Add os.path.splitroot()

barneygale · December 28, 2022, 2:26am

The longstanding os.path.splitdrive() function splits a path into a (drive, tail) pair. But in some cases more detail is wanted, specifically a (drive, root, tail) triad.

The drive part has the same meaning as in splitdrive()
The root part is one of: the empty string, a forward slash, a backward slash (Windows only), or two forward slashes (POSIX only)
The tail part is everything following the root.

Similarly to splitdrive(), a splitroot() function would ensure that drive + root + tail is the same as the input path.
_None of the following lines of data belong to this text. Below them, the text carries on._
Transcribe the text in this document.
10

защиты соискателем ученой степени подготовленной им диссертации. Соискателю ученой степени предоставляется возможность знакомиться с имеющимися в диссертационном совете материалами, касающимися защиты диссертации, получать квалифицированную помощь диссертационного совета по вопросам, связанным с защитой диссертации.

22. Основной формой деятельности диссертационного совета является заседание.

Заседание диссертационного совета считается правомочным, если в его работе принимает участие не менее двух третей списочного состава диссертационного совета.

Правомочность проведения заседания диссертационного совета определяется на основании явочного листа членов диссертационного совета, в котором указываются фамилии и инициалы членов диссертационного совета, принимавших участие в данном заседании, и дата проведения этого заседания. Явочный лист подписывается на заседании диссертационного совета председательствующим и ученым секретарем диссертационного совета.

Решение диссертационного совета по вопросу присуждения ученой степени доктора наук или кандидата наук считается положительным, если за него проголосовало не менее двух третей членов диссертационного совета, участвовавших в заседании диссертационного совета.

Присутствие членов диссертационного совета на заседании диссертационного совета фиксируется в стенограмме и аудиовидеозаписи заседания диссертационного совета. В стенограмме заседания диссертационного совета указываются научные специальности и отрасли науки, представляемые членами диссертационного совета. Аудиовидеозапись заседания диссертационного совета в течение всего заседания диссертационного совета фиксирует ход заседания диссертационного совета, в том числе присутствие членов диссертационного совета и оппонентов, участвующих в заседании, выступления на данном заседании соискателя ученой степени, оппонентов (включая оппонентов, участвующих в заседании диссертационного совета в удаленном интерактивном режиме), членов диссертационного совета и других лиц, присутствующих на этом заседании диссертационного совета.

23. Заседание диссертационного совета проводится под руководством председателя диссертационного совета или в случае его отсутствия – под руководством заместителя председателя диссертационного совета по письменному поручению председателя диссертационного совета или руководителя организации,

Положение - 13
The extra level of detail reflects an extra step in the Windows ‘current path’ hierarchy – Windows has both a ‘current drive’, and a ‘current directory’ for one or more drives, which results in several kinds of non-absolute paths, e.g. ‘foo/bar’, ‘/foo/bar’, ‘X:foo/bar’

This three-part model is used successfully by pathlib, which exposes root as an attribute, and combines drive + root as an attribute called anchor. The anchor has useful properties, e.g. comparing two paths anchors can tell us whether a relative_to() operation is possible.

Pathlib has its own implementation of splitroot(), but its performance is hamstrung by its need for OS-agnosticism. By moving the implementation into ntpath and posixpath we can take advantage of OS-specific rules to improve performance.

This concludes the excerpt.